化学计量学二阶校正方法由于其具有“二阶优势”(Second-order advantage),可以解决一些传统方法无法处理的问题。将化学计量学二阶校正法与现代分析仪器相结合,以“数学分离”增强甚至代替“化学分离”时,可实现未知干扰共存下对一个乃至多个组分进行直接同时快速的定量测定。
本文作者通过利用三维荧光光谱及HPLC-DAD等现代分析仪器量测手段,结合化学计量学二阶校正法,在复杂多组分体系的定量分析方面进行了探索性应用基础研究。主要涉及以下几个方面:
在论文的第2章,利用激发-发射矩阵荧光光谱与化学计量学二阶校正方法相结合,实现了快速测定人体血浆样和牛蒡子中的牛蒡苷含量。采用二阶校正法中的平行因子分析(PARAFAC)和交替归一加权残差(ANWE)两种算法进行解析,实现了对血浆样中牛蒡苷含量的直接快速定量测定。此外,采用上述方法对牛蒡子中的牛蒡苷含量进行了快速测定,所得结果与液相色谱方法所得结果进行比较,结果令人满意。

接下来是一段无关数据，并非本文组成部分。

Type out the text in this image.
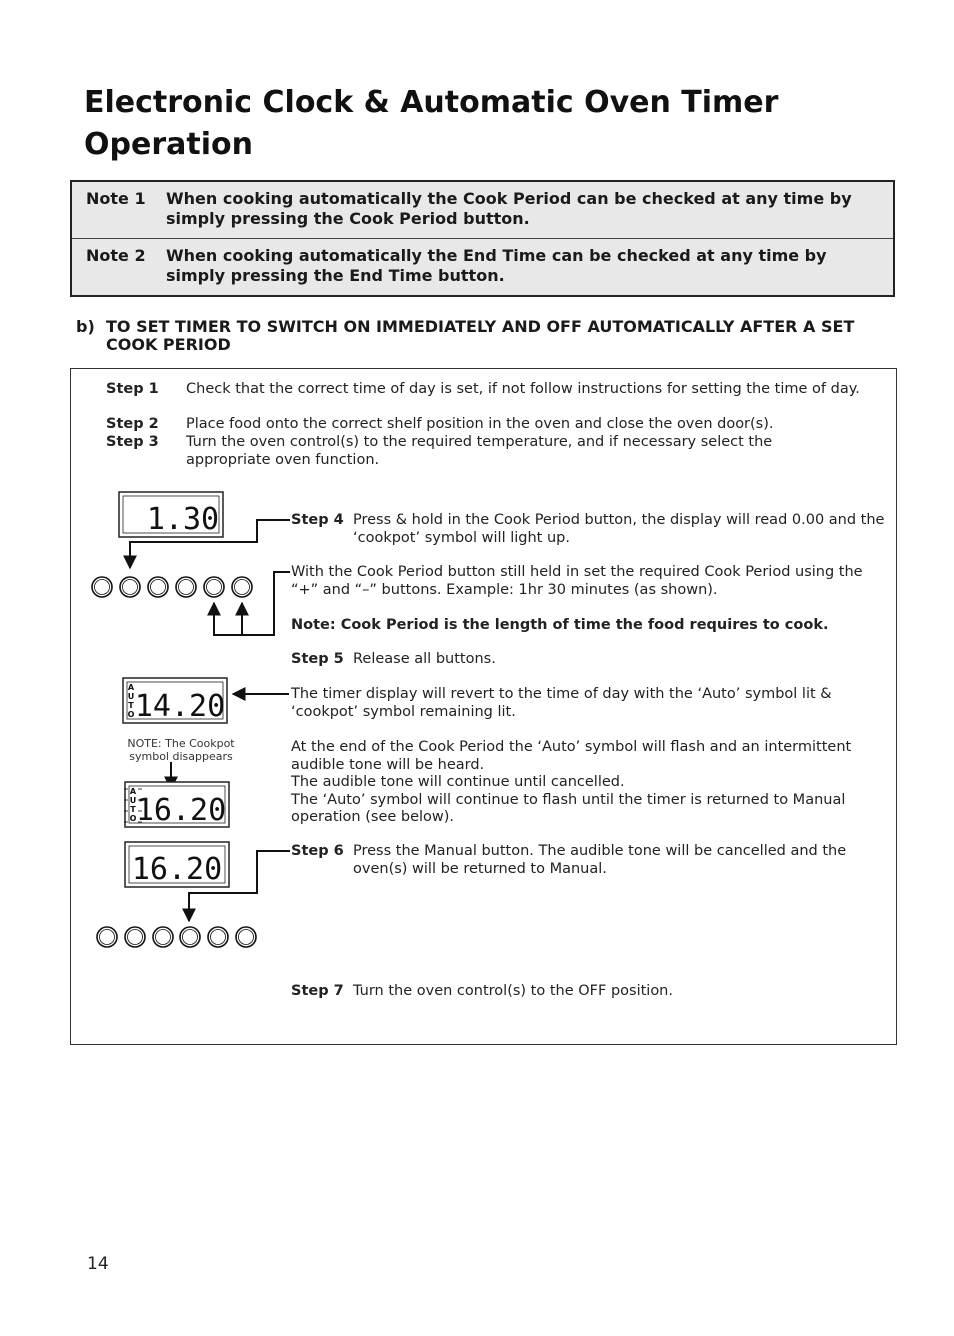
Electronic Clock & Automatic Oven Timer Operation
Note 1	When cooking automatically the Cook Period can be checked at any time by simply pressing the Cook Period button.
Note 2	When cooking automatically the End Time can be checked at any time by simply pressing the End Time button.
b) TO SET TIMER TO SWITCH ON IMMEDIATELY AND OFF AUTOMATICALLY AFTER A SET COOK PERIOD
Step 1	Check that the correct time of day is set, if not follow instructions for setting the time of day.
Step 2	Place food onto the correct shelf position in the oven and close the oven door(s).
Step 3	Turn the oven control(s) to the required temperature, and if necessary select the appropriate oven function.
1.30
A
U
T
O 14.20
A
U
T
O 16.20
16.20
NOTE: The Cookpot symbol disappears
Step 4 Press & hold in the Cook Period button, the display will read 0.00 and the ‘cookpot’ symbol will light up.
With the Cook Period button still held in set the required Cook Period using the “+” and “–” buttons. Example: 1hr 30 minutes (as shown).
Note: Cook Period is the length of time the food requires to cook.
Step 5 Release all buttons.
The timer display will revert to the time of day with the ‘Auto’ symbol lit & ‘cookpot’ symbol remaining lit.
At the end of the Cook Period the ‘Auto’ symbol will flash and an intermittent audible tone will be heard.
The audible tone will continue until cancelled.
The ‘Auto’ symbol will continue to flash until the timer is returned to Manual operation (see below).
Step 6 Press the Manual button. The audible tone will be cancelled and the oven(s) will be returned to Manual.
Step 7 Turn the oven control(s) to the OFF position.
14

大黄是一种传统中药材,其主要活性成分为蒽醌衍生物,其中包括有大黄素和大黄酚。本论文的第3章,尝试利用三维激发发射荧光光谱结合两种二阶校正方法,分别基于交替惩罚三线性分解(APTLD)算法和交替归一加权残差(ANWE)算法,对尿液样中背景干扰共存下的大黄素和大黄酚进行同时定量测定。尽管大黄素和大黄酚的荧光光谱重叠十分严重,且尿液样品中基体干扰目标物的分析,但采用这两种二阶校正方法解析这些三维荧光数据,仍能得到良好的分辨结果。遗憾的是由于尿液基质同大黄素之间可能发生了化学反应,引起大黄素荧光的淬灭,从而影响了大黄素的定量结果,因此,本章利用化学计量学二阶校正法与三维荧光相结合只能对尿液中大黄酚的含量进行准确定量测定。
美托洛尔和阿替洛尔均为第二代β1受体阻滞剂,临床上用于治疗高血压、冠心病、心律失常、甲亢等各种疾病。论文的第4章提出了采用反相高效液相色谱与化学计量学二阶校正方法相结合,对血浆和尿液中的美托洛尔和阿替洛尔进行同时测定。尽管美托洛尔和阿替洛尔的色谱和光谱峰均重叠严重,且样品中的基质干扰目标物的分析,但本章采用交替三线性分解(ATLD)算法解析色谱数据,利用“数学分离”增强“化学分离”,实现了未知干扰组分存在下,感兴趣组分美托洛尔和阿替洛尔的同时定量分析。
磺胺类(SAs)药物在奶牛业中的应用非常普遍。由于SAs在体内作用和代谢的时间较长,在动物源性食品中容易残留,危及人体健康。在论文的第5章,采用HPLC-DAD检测与交替惩罚三线性分解(APTLD)算法相结合对牛奶中的磺胺类兽药残留量进行了分析测定。尽管样品中组分分离不完全,并且存在大量干扰组分,但利用化学计量学二阶校正方法的“二阶优势”,仍能对该体系中感兴趣的磺胺组分给出准确的定量分析结果。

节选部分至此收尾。